Senin, 14 November 2011

25.09.2011.16.15

Tiket itu masih tersimpan apik di tas cokelat mudaku. Tempat dimana aku biasa mengemas senyummu untuk [lagi lagi] membukanya di rumah sebagai teman minum kopi. Tiap kali kubuka tasku, tiket itu menyembul keluar seolah memaksaku mengulang ingatan tentang sore itu dan sore sore lain yang telah kita lahap bersama.

Sore itu kita nonton... Ah, tidak begitu penting apa yang kita saksikan. Ini hanya tentang sore yang ingin kita habiskan. Pertunjukan itu hanya sebuah alasan. Bukan begitu, Tuan? Bahkan sesudahnya aku hanya komentar: filmnya kurang bagus. Karena aku tak menyimak isinya, sibuk membenahi isi hatiku.

Lalu sesudah itu, berbalur jus jeruk, bibir kami sibuk membincang tentang apa saja: juga tentang kuliah, kerja, nikah, aku, kamu, kacamata. Tak satupun yang ku tanggapi benar kecuali tentang alasan kenapa kau sempat "menghilang" tempo hari.

Aku tercekat, ketika hati yang sedari tadi, di teater 3 aku benahi [agar ketika akan ku ungkap dia tidak berebut keluar atau malah tersendat di pangkal lidah] harus kutelan bulat bulat ke dalam perut, jauh dari tempat yang harusnya kukembalikan lagi: ke dalam hati. Paham sudah aku tentang semua yang selama ini jadi pertanyaanku. Dan harusnya aku merasa beruntung tidak sampai jadi menelanjangi hatiku sendiri di depanmu, di depan jus jeruk kita yang tinggal separuh.

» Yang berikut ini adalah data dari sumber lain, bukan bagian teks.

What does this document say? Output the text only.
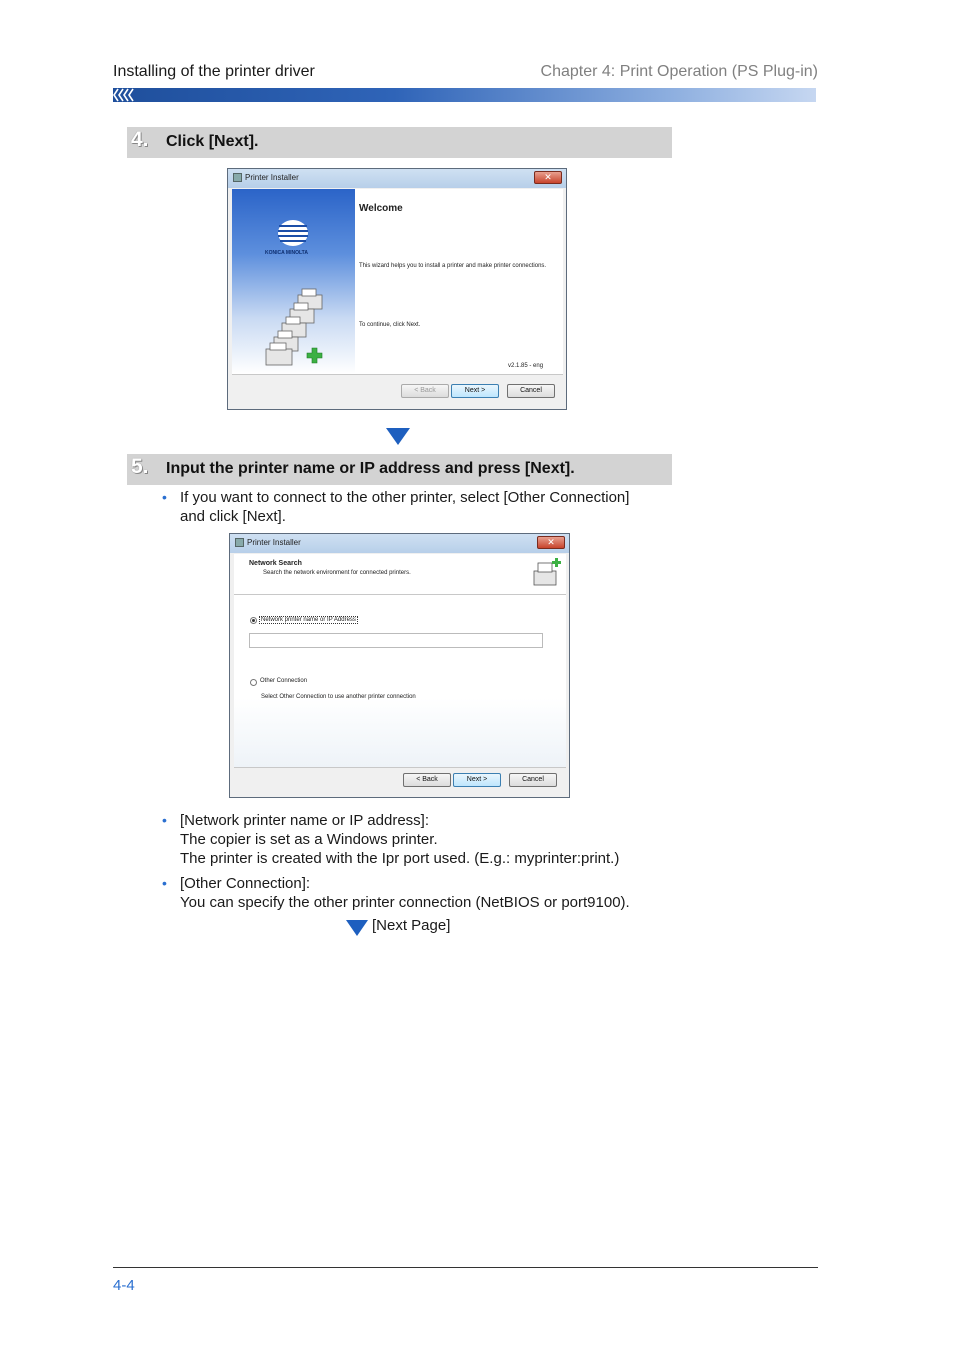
Installing of the printer driver	Chapter 4: Print Operation (PS Plug-in)
4. Click [Next].
Printer Installer	✕
KONICA MINOLTA
Welcome
This wizard helps you to install a printer and make printer connections.
To continue, click Next.
v2.1.85 - eng
< Back	Next >	Cancel
5. Input the printer name or IP address and press [Next].
• If you want to connect to the other printer, select [Other Connection]
and click [Next].
Printer Installer	✕
Network Search
Search the network environment for connected printers.
Network printer name or IP Address
Other Connection
Select Other Connection to use another printer connection
< Back	Next >	Cancel
• [Network printer name or IP address]:
The copier is set as a Windows printer.
The printer is created with the Ipr port used. (E.g.: myprinter:print.)
• [Other Connection]:
You can specify the other printer connection (NetBIOS or port9100).
[Next Page]
4-4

Katamu "Bahkan, padamu, aku waspada. Tidak ingin membuatmu berderai derai seperti lainnya.". Paham sudah aku.

Kemudian surat itu kusesapi jauh,, dan semakin jauh ke bawah bantal. Dimana bangkai dan kulit pisang terbuang di sana. Sampai aku benar benar yakin, suatu saat aku butuh surat itu untuk kutunjukkan padamu betapa aku merindu, aku tidak akan pernah menemukannya lagi. Atau akan kutemukan dengan sangat lusuh, bersampul mendung, berbau anyir.

Patah.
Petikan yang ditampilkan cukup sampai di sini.